Für die Drittstaatler*innen, die keinen Anspruch auf die Aufenthaltserlaubnis nach § 24 AufenthG haben, ist daher mit dem 31. August unklar, wie es weitergehen wird. Und nicht nur das: Formell gesehen halten sie sich ab dann sogar ohne eine legale Aufenthaltserlaubnis in Deutschland auf.
Bundesländer und Universitäten suchen nach Übergangslösungen
Im Prinzip könnten die Drittstaatler*innen sich um eine Aufenthaltsgenehmigung für ein Studium in Deutschland bemühen, um weiter legal in Deutschland zu sein. Sie müssen jedoch die gleichen Voraussetzungen erfüllen wie internationale Studieninteressent*innen, also beispielsweise 10.000 Euro für den eigenen Lebensunterhalt nachweisen. Christoph Hilgert von der Hochschulrektorenkonferenz sieht das als die größte aufenthaltsrechtliche Hürde für die Drittstaatler*innen.
Eine weitere Voraussetzung für die meisten Studiengänge in Deutschland sind Sprachkenntnisse auf dem hohen C1-Niveau. Gundula Oerter vom Flüchtlingsrat Bremen sagte dem MEDIENDIENST, dass viele Betroffene bereit seien, intensiv Deutsch zu lernen – allerdings gehe das nur über zertifizierte Sprachkurse, von denen es schlicht nicht genug gebe.

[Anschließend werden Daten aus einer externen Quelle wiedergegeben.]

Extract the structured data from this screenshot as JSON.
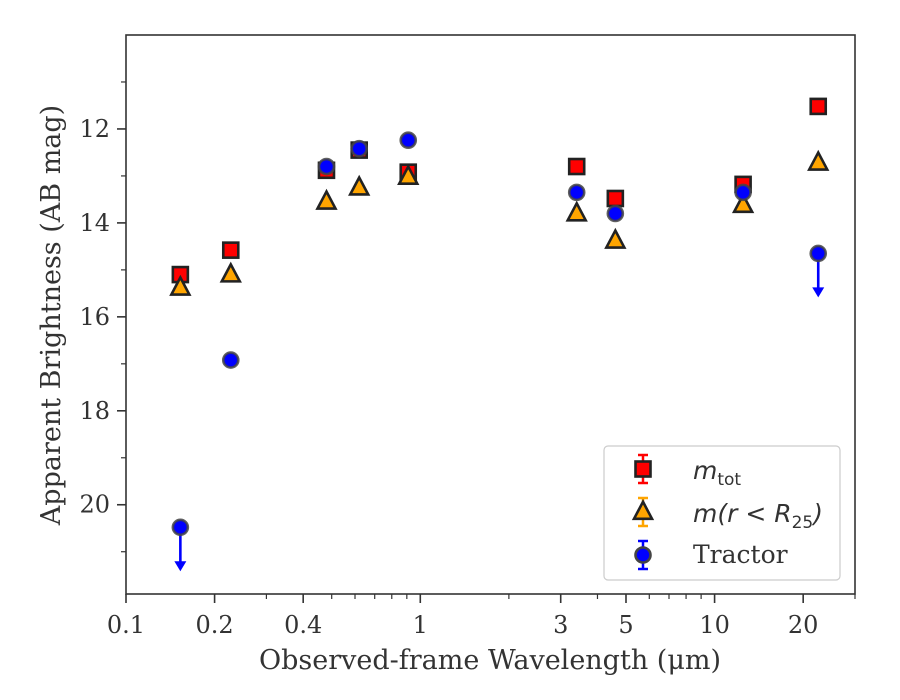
{
  "chart_data": {
    "type": "scatter",
    "xlabel": "Observed-frame Wavelength (μm)",
    "ylabel": "Apparent Brightness (AB mag)",
    "x_scale": "log",
    "xlim": [
      0.1,
      30
    ],
    "ylim": [
      21.9,
      10.0
    ],
    "y_inverted": true,
    "grid": false,
    "legend_position": "lower-right",
    "x_ticks": [
      {
        "value": 0.1,
        "label": "0.1"
      },
      {
        "value": 0.2,
        "label": "0.2"
      },
      {
        "value": 0.4,
        "label": "0.4"
      },
      {
        "value": 1,
        "label": "1"
      },
      {
        "value": 3,
        "label": "3"
      },
      {
        "value": 5,
        "label": "5"
      },
      {
        "value": 10,
        "label": "10"
      },
      {
        "value": 20,
        "label": "20"
      }
    ],
    "y_ticks": [
      {
        "value": 12,
        "label": "12"
      },
      {
        "value": 14,
        "label": "14"
      },
      {
        "value": 16,
        "label": "16"
      },
      {
        "value": 18,
        "label": "18"
      },
      {
        "value": 20,
        "label": "20"
      }
    ],
    "series": [
      {
        "name": "m_tot",
        "marker": "square",
        "color": "#ff0000",
        "edge_color": "#222222",
        "points": [
          {
            "x": 0.153,
            "y": 15.1
          },
          {
            "x": 0.227,
            "y": 14.58
          },
          {
            "x": 0.48,
            "y": 12.88
          },
          {
            "x": 0.62,
            "y": 12.45
          },
          {
            "x": 0.91,
            "y": 12.92
          },
          {
            "x": 3.4,
            "y": 12.8
          },
          {
            "x": 4.6,
            "y": 13.48
          },
          {
            "x": 12.5,
            "y": 13.18
          },
          {
            "x": 22.5,
            "y": 11.52
          }
        ]
      },
      {
        "name": "m(r<R25)",
        "marker": "triangle",
        "color": "#ffa500",
        "edge_color": "#222222",
        "points": [
          {
            "x": 0.153,
            "y": 15.38
          },
          {
            "x": 0.227,
            "y": 15.1
          },
          {
            "x": 0.48,
            "y": 13.55
          },
          {
            "x": 0.62,
            "y": 13.25
          },
          {
            "x": 0.91,
            "y": 13.02
          },
          {
            "x": 3.4,
            "y": 13.8
          },
          {
            "x": 4.6,
            "y": 14.38
          },
          {
            "x": 12.5,
            "y": 13.62
          },
          {
            "x": 22.5,
            "y": 12.72
          }
        ]
      },
      {
        "name": "Tractor",
        "marker": "circle",
        "color": "#0000ff",
        "edge_color": "#444444",
        "points": [
          {
            "x": 0.153,
            "y": 20.48,
            "upper_limit": true
          },
          {
            "x": 0.227,
            "y": 16.92
          },
          {
            "x": 0.48,
            "y": 12.8
          },
          {
            "x": 0.62,
            "y": 12.42
          },
          {
            "x": 0.91,
            "y": 12.24
          },
          {
            "x": 3.4,
            "y": 13.35
          },
          {
            "x": 4.6,
            "y": 13.8
          },
          {
            "x": 12.5,
            "y": 13.35
          },
          {
            "x": 22.5,
            "y": 14.65,
            "upper_limit": true
          }
        ]
      }
    ],
    "legend": [
      {
        "series": 0,
        "symbol": "m",
        "sub": "tot"
      },
      {
        "series": 1,
        "prefix": "m(r < R",
        "sub": "25",
        "suffix": ")"
      },
      {
        "series": 2,
        "label": "Tractor"
      }
    ]
  }
}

Außer einer Aufenthaltserlaubnis über einen Studienplatz können Drittstaatler*innen grundsätzlich auch einen Arbeits- oder Ausbildungsplatz finden und darüber einen Aufenthaltstitel erlangen. Allerdings müssten auch für eine Ausbildung Deutschkenntnisse auf B1-Niveau erlangt werden, so Oerter.
Berlin, Bremen und Hamburg als Vorreiter
Berlin, Bremen und Hamburg haben bereits Übergangslösungen gefunden: Sie erteilen Drittstaats-Studierenden Fiktionsbescheinigungen, sobald diese sich bei den Ausländerbehörden registrieren lassen.
Das gilt in Hamburg und Bremen bereits seit Mai. In Berlin verkündete der Berliner Senat im August, dass speziell Drittstaatler-Studierenden aus der Ukraine ein einmaliger, sechsmonatiger Aufenthalt nach §24 AufenthG zu gewähren sei. Mit diesem können sie – wie auch Kriegsflüchtlinge mit ukrainischer Staatsbürgerschaft – Sozialleistungen beziehen und arbeiten. In Berlin seien derzeit etwa bereits 150 nicht-ukrainische Drittstaatsangehörige gemeldet.
Einige Universitäten haben speziell für Kriegsflüchtlinge aus der Ukraine Angebote entwickelt, die auch Drittstaatsangehörigen eine mittelfristige Perspektive bieten können – vorausgesetzt sie haben vorübergehenden Schutz nach §24 AufenthG erhalten und einen dem Abitur vergleichbaren Schulabschluss. Die Universität Freiburg etwa bietet für zwei Semester ein sogenanntes Kurzzeitstudium.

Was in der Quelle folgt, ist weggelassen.